Carmakers, says DeCicco, an ED senior fellow, "have put their design and marketing talents into anything but addressing their products’ harm to the planet and liability for oil dependence."

The Toyota guy, environmental engineer Dave Hermance, took some exception to DeCicco’s analysis. Armed with a Power Point rebuttal, he claimed DeCicco’s analysis was simply based on absolute increases in carbon emissions, and that a relative analysis of the carbon burden put his company in fifth place, ahead of Nissan but behind Honda.

A Union of Concerned Scientists report was friendlier to Toyota, putting it 10-percent below the big six manufacturers, and crediting it as "the only company whose greenhouse gas emissions dropped from 2000 to 2001," a noteworthy achievement considering its shift to producing more trucks.

As for Sam Kazman and the Competitive Enterprise Institute, well, he sees no bad SUVs, only bad environmentalists who would take them away from consumers. He particularly decries the Corporate Average Fuel Economy (CAFE) law that imposes penalties on carmakers whose fleets guzzle too much gas. "CAFE kills people by forcing manufacturers to make vehicles smaller and therefore less crashworthy than they otherwise would be," he said. Arming your family with larger (and in his view, safer) SUVs is only common sense, he believes.

But it is equally commonsensical to point out that large SUVs are a menace to everything else on the road, and that Keith Bradsher’s High and Mighty shows them to be no safer than cars for their own occupants.

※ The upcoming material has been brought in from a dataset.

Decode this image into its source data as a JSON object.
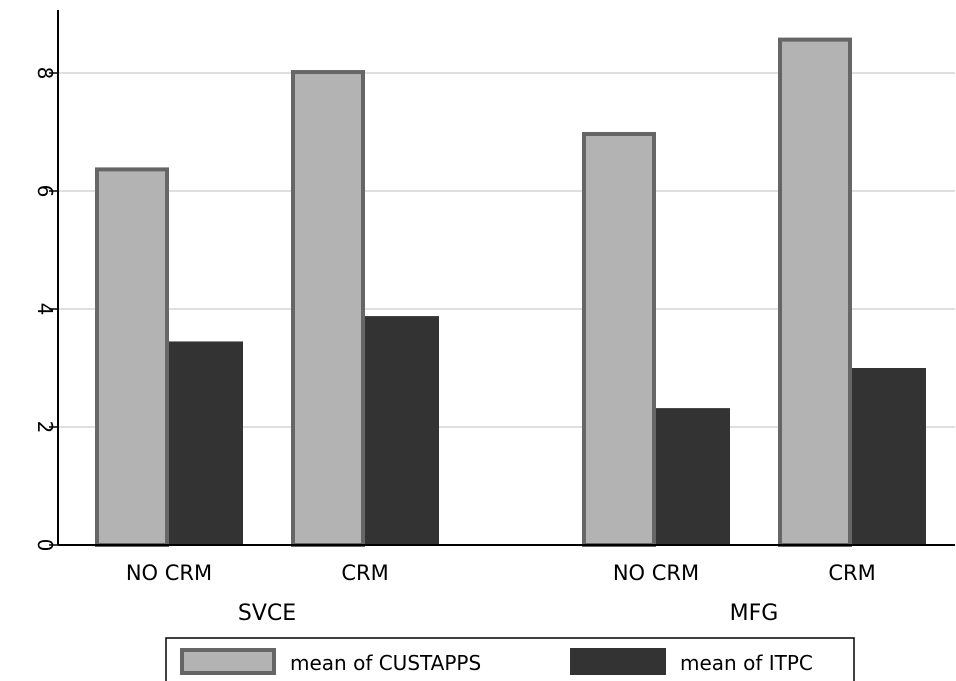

This whole debate was proceeding against a heartening development in California. The very regulation decried by Kazman has produced whole fleets of super-clean partial-zero-emission (PZEV) vehicles on state roads. These editions of the Honda Accord, Ford Focus, Toyota Camry and other cars offer both drastically reduced emissions and excellent fuel economy, at a cost estimated at $200-$500 per car. Some of them will soon go national, giving consumers the best of both worlds.